Since I’m a big time analytical type, it didn’t take long for me to totally fall in love with keeping track of my training progress in a notebook because it gives me a clear visual of the workouts where I was making steady gains and those where I was totally stuck in a plateau. In my opinion, keeping a training log can be a massive help for most men over 40 at the gym because it shines a light where changes need to be made. If you feel like a total geek carrying around a notebook in the gym, you can use a spreadsheet app in your phone like Google Sheets (which is totally free) or Microsoft Excel.

If you have been logging your workouts for a while and you notice that you haven’t been making any progress for an exercise or two, you can make changes, such as using bands or chains, changing tempos, isometrics, etc. to get you out of that plateau. This is why I think it is such a big mistake for men over 40 to bypass keeping track of their progress with a training log because most recreational lifters at Planet Fitness, Gold’s Gym, or wherever, are oblivious to their plateau.
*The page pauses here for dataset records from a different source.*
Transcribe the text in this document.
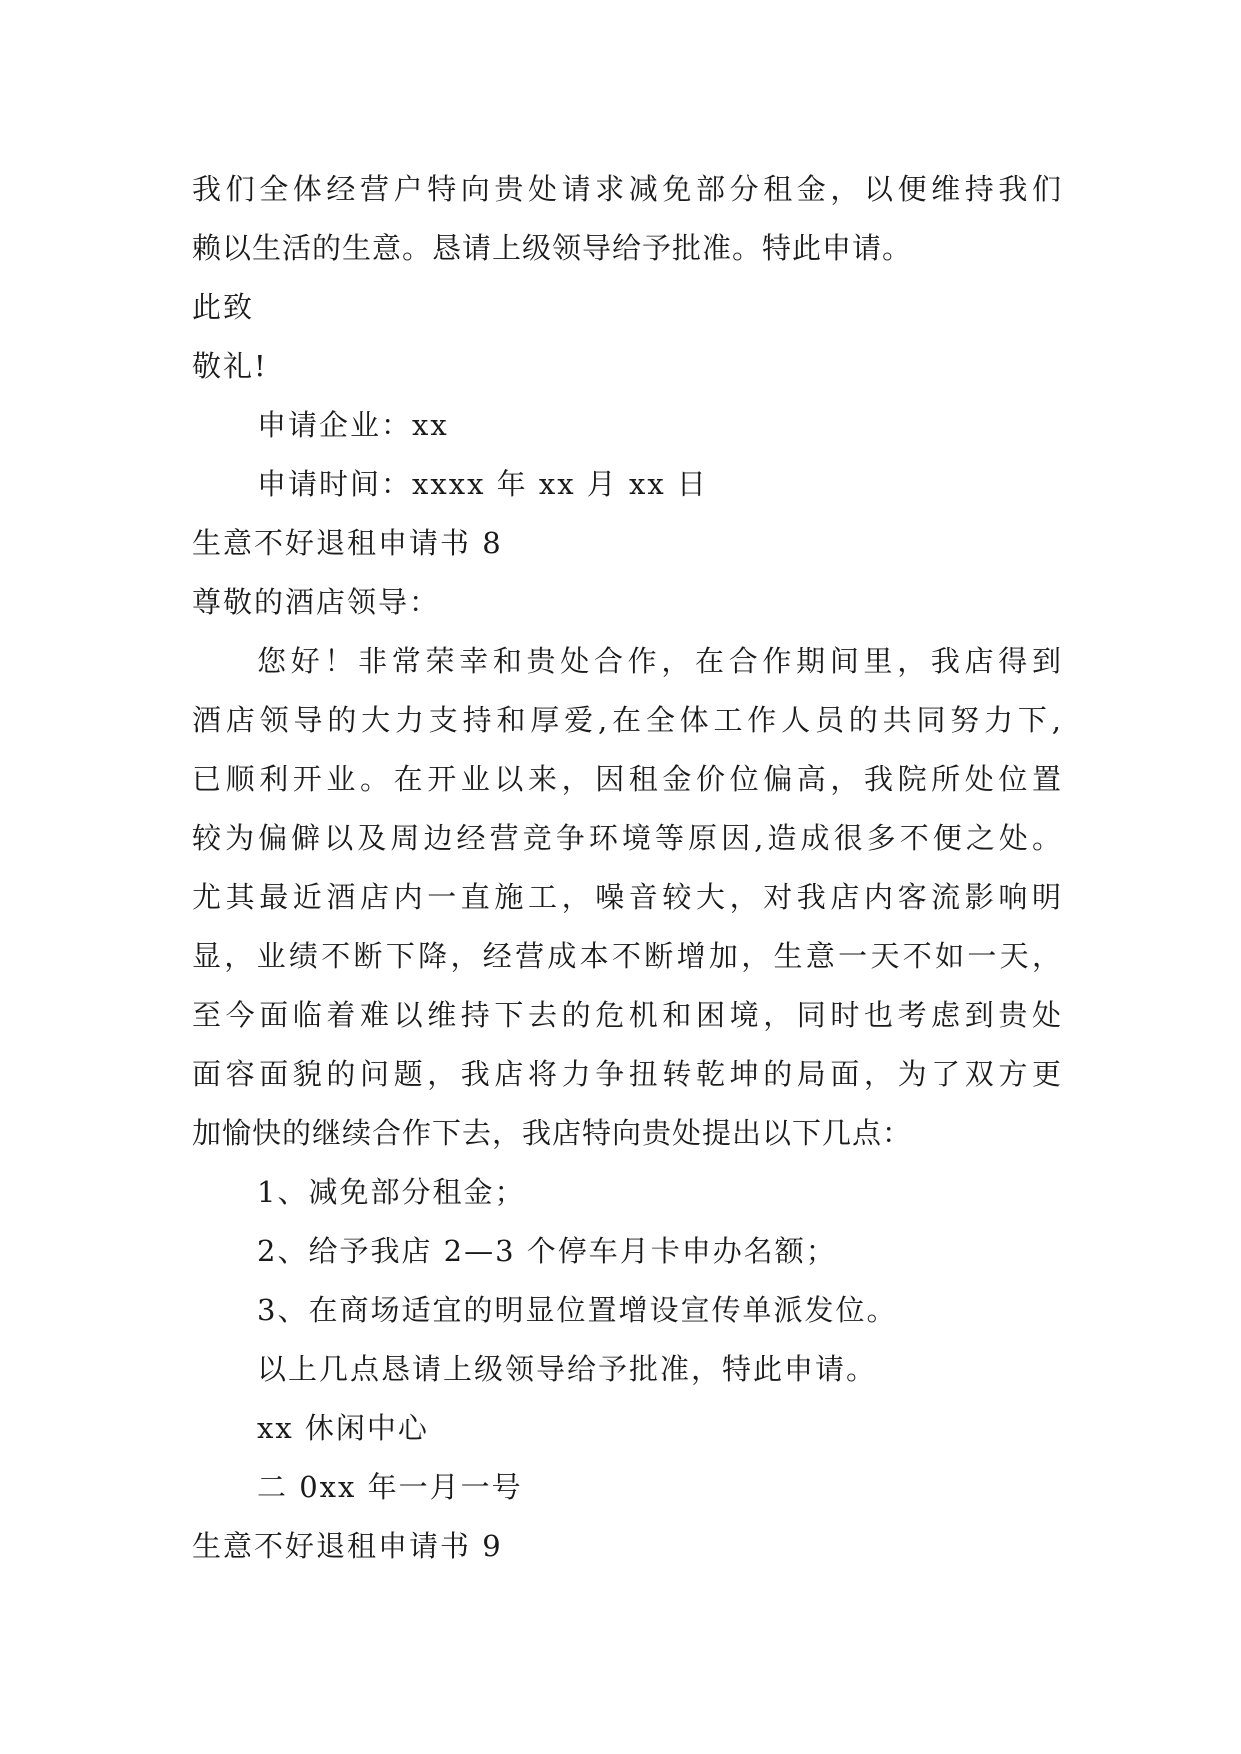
我们全体经营户特向贵处请求减免部分租金，以便维持我们
赖以生活的生意。恳请上级领导给予批准。特此申请。
此致
敬礼!
申请企业：xx
申请时间：xxxx 年 xx 月 xx 日
生意不好退租申请书 8
尊敬的酒店领导：
您好！非常荣幸和贵处合作，在合作期间里，我店得到
酒店领导的大力支持和厚爱,在全体工作人员的共同努力下,
已顺利开业。在开业以来，因租金价位偏高，我院所处位置
较为偏僻以及周边经营竞争环境等原因,造成很多不便之处。
尤其最近酒店内一直施工，噪音较大，对我店内客流影响明
显，业绩不断下降，经营成本不断增加，生意一天不如一天，
至今面临着难以维持下去的危机和困境，同时也考虑到贵处
面容面貌的问题，我店将力争扭转乾坤的局面，为了双方更
加愉快的继续合作下去，我店特向贵处提出以下几点：
1、减免部分租金；
2、给予我店 2—3 个停车月卡申办名额；
3、在商场适宜的明显位置增设宣传单派发位。
以上几点恳请上级领导给予批准，特此申请。
xx 休闲中心
二 0xx 年一月一号
生意不好退租申请书 9
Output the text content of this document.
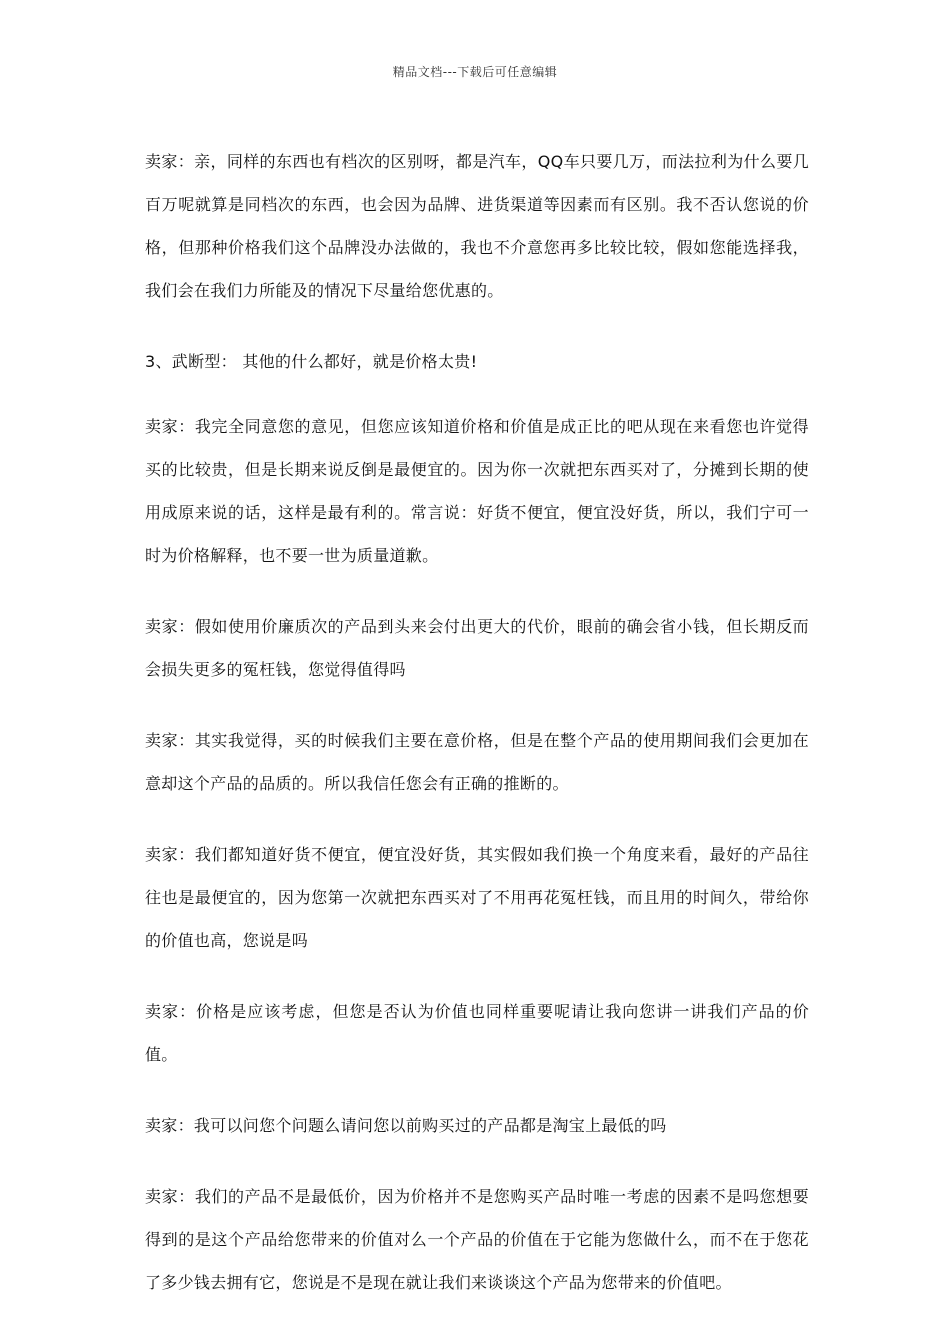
精品文档---下载后可任意编辑

卖家：亲，同样的东西也有档次的区别呀，都是汽车，QQ车只要几万，而法拉利为什么要几百万呢就算是同档次的东西，也会因为品牌、进货渠道等因素而有区别。我不否认您说的价格，但那种价格我们这个品牌没办法做的，我也不介意您再多比较比较，假如您能选择我，我们会在我们力所能及的情况下尽量给您优惠的。

3、武断型： 其他的什么都好，就是价格太贵!

卖家：我完全同意您的意见，但您应该知道价格和价值是成正比的吧从现在来看您也许觉得买的比较贵，但是长期来说反倒是最便宜的。因为你一次就把东西买对了，分摊到长期的使用成原来说的话，这样是最有利的。常言说：好货不便宜，便宜没好货，所以，我们宁可一时为价格解释，也不要一世为质量道歉。

卖家：假如使用价廉质次的产品到头来会付出更大的代价，眼前的确会省小钱，但长期反而会损失更多的冤枉钱，您觉得值得吗

卖家：其实我觉得，买的时候我们主要在意价格，但是在整个产品的使用期间我们会更加在意却这个产品的品质的。所以我信任您会有正确的推断的。

卖家：我们都知道好货不便宜，便宜没好货，其实假如我们换一个角度来看，最好的产品往往也是最便宜的，因为您第一次就把东西买对了不用再花冤枉钱，而且用的时间久，带给你的价值也高，您说是吗

卖家：价格是应该考虑，但您是否认为价值也同样重要呢请让我向您讲一讲我们产品的价值。

卖家：我可以问您个问题么请问您以前购买过的产品都是淘宝上最低的吗

卖家：我们的产品不是最低价，因为价格并不是您购买产品时唯一考虑的因素不是吗您想要得到的是这个产品给您带来的价值对么一个产品的价值在于它能为您做什么，而不在于您花了多少钱去拥有它，您说是不是现在就让我们来谈谈这个产品为您带来的价值吧。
Not only that, just by having a record of your previous lifts can keep you disciplined and serve as motivation to push yourself to make incremental increases in the amount of weight or number of repetitions compared to what you lifted in previous weeks or months — it’s kind of like you’re competing with yourself. Just remember that I said “incremental” changes.


Before I turned 40, myself, I always thought it was an exaggeration of how time passes so fast, but now that I’m here, those people were right! Luckily, we are no longer in the stone age where turning 40 probably meant that you were probably past the normal life expectancy and you knew your time was coming up, so you still have time to make changes to your health and wellness. For men over 40, while you are not ancient and still able-bodied, it is still critical that you be more intelligent about your nutrition and fitness training because, at this age, it’s going to take more time to recover from injuries and you’re no longer a kid. By keeping your ego in check, staying within your skill level, and keeping track of your lifts with a logbook, you can start seeing your progress make big improvements and set your self on a path for a better life in the future.